カフは、被測定部を大きな表面積をもって被覆するため、照射手段及び検出手段を備えたプローブ部分を、皮膚に対して面で接触させることができ、計測精度が向上する。照射手段及び検出手段を備えたプローブ部分と皮膚との間に空気が入ると反射が起こり、正確な計測ができなくなるが、カフによりプローブ部分を皮膚側に押し付けているため、空気が入ることに起因した反射を抑制できる。
このとき、更に、前記カフによる前記被測定部の圧迫圧力を、前記被測定部の静脈圧以上でかつ前記被測定部の動脈圧よりも小さい圧力に調整する圧力調整手段を備え、前記照射手段及び前記検出手段は、前記被測定部の静脈圧以上でかつ前記被測定部の動脈圧よりも小さい前記圧力で、前記被測定部が前記カフに圧迫されている状態において、前記励起光を照射し、前記蛍光の強度を検出すると好適である。
このように、静脈圧以上の圧力で被測定部が圧迫されているため、被測定部の静脈が押し潰された状態で蛍光を計測することができ、静脈中の光感受性物質が原因となる蛍光計測値のノイズを低減し、皮膚組織の蛍光をより正確に計測可能となる。
また、動脈圧より小さい圧力で被測定部が圧迫されるため、被測定部にある動脈は押し潰されていない状態で蛍光を計測できる。従って、動脈を流れる光感受性物質による蛍光に起因するノイズは発生するが、動脈の血流を止めないので、皮膚組織に光感受性物質が運搬されない状態となることはない。つまり、皮膚組織に光感受性物質を運搬する動脈が流れている状態で計測するため、皮膚組織内の光感受性物質の量を、実際の状態に即した条件で計測可能となる。
一般に、動脈よりも流速の遅い静脈は、動脈よりも容積が大きいため、被測定部における静脈からのノイズを除外することにより、血管からの影響のうち半分より少し多い程度の影響を、削減できる。

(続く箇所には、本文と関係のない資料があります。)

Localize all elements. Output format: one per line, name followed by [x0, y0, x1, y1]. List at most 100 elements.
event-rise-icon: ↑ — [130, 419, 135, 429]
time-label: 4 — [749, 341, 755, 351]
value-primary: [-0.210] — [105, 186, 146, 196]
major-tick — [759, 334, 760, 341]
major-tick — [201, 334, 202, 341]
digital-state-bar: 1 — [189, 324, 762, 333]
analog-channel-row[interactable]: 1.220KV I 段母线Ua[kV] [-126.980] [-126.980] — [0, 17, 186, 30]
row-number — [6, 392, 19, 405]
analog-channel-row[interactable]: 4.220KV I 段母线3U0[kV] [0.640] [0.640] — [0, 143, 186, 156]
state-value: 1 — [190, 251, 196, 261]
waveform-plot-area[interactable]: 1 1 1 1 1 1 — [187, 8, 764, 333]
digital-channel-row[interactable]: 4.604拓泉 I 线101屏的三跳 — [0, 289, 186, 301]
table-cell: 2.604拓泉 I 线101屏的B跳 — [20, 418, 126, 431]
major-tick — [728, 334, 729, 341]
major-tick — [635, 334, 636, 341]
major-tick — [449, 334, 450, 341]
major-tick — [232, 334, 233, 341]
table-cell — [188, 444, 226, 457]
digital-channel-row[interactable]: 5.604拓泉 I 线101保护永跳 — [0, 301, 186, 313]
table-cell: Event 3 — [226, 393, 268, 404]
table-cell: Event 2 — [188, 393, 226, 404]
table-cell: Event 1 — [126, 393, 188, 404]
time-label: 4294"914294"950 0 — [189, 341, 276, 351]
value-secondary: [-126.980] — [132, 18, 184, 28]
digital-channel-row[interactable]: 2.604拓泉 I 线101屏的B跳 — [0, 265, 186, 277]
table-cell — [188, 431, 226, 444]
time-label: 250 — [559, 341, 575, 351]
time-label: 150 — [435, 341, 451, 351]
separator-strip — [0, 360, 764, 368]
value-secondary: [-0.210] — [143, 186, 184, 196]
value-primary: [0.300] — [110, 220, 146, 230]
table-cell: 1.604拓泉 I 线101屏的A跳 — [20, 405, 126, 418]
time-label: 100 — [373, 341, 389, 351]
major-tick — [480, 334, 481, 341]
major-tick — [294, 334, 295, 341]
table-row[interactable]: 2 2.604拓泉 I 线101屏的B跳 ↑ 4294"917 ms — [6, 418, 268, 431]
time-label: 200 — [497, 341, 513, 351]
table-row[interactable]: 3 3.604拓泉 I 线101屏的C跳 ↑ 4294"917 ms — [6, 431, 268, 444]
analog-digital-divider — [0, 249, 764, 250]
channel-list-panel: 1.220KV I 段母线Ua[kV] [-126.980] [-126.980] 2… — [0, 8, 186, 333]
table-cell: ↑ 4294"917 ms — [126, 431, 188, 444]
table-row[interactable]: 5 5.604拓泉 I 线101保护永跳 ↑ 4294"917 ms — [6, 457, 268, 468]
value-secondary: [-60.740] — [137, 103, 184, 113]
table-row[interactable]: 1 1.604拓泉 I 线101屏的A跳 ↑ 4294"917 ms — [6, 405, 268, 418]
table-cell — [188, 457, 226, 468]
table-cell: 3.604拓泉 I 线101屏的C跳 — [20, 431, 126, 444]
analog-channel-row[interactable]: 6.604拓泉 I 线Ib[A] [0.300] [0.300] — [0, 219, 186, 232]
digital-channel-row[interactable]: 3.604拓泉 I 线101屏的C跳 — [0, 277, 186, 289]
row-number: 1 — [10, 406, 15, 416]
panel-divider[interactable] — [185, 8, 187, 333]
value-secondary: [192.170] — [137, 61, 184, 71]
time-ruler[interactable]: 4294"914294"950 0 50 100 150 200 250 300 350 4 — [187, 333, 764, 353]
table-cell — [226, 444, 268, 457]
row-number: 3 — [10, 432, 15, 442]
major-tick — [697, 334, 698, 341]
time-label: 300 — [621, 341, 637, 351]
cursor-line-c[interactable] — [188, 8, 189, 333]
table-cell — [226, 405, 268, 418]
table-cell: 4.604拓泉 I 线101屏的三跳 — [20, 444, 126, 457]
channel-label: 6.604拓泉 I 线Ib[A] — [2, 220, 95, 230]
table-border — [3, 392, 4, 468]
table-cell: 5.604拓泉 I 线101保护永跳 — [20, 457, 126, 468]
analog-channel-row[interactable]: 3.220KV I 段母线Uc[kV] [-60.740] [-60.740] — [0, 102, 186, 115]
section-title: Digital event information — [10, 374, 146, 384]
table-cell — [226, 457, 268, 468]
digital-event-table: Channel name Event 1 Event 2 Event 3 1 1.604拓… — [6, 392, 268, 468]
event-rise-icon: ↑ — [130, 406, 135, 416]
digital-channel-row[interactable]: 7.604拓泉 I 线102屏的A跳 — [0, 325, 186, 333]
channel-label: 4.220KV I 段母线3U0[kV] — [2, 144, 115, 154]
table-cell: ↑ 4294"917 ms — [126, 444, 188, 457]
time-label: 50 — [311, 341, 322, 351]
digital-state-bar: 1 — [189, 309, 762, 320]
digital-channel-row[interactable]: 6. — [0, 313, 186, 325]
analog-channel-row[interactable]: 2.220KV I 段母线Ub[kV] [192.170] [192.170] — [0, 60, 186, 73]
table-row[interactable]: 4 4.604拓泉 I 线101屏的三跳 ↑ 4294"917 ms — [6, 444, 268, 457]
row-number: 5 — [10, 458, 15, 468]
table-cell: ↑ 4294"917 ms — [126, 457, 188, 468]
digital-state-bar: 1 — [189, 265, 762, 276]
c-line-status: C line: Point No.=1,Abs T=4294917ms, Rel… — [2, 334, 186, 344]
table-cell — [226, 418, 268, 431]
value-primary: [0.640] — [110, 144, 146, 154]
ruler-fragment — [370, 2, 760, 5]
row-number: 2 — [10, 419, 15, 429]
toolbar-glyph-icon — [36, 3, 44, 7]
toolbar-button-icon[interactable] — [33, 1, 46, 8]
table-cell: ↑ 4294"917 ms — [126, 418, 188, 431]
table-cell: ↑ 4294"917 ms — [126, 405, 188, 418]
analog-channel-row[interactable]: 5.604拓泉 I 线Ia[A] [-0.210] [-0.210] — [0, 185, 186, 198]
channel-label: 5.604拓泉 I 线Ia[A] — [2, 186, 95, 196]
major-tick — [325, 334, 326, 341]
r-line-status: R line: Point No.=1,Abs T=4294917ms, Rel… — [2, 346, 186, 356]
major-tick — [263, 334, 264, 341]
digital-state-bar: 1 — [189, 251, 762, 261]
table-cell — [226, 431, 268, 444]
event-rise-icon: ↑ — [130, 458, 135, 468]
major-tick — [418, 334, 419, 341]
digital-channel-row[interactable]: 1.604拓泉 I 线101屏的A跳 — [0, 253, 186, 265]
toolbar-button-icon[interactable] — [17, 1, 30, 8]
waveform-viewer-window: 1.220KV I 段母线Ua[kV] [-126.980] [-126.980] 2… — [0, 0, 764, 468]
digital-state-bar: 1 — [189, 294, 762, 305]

被測定部の静脈圧以上でかつ被測定部の動脈圧よりも小さい圧力で、被測定部がカフに圧迫されている状態では、末梢の静脈は押し潰されているが、動脈は開いている状態となる。毛細血管のループは圧力がかかっていないので、毛細血管は圧排されている状態となる。
このとき、更に、前記算出手段で算出した値を表示する表示手段を備え、前記算出手段は、前記蛍光の強度の値を用いて、前記蛍光の蛍光スペクトルを取得し、該蛍光スペクトルにおける、前記光感受性物質の蛍光のピークを含む波長帯のピーク面積,前記光感受性物質の蛍光ピーク強度,前記光感受性物質の蛍光ピーク強度と前記照射手段及び前記検出手段の自家蛍光強度との比,及び前記ピーク面積と前記照射手段及び前記検出手段の自家蛍光のある波長範囲の蛍光強度面積の比からなる群から選択された少なくとも一つを、前記推定残留薬剤量の指標として算出し、前記表示手段は、前記推定残留薬剤量の指標を表示すると好適である。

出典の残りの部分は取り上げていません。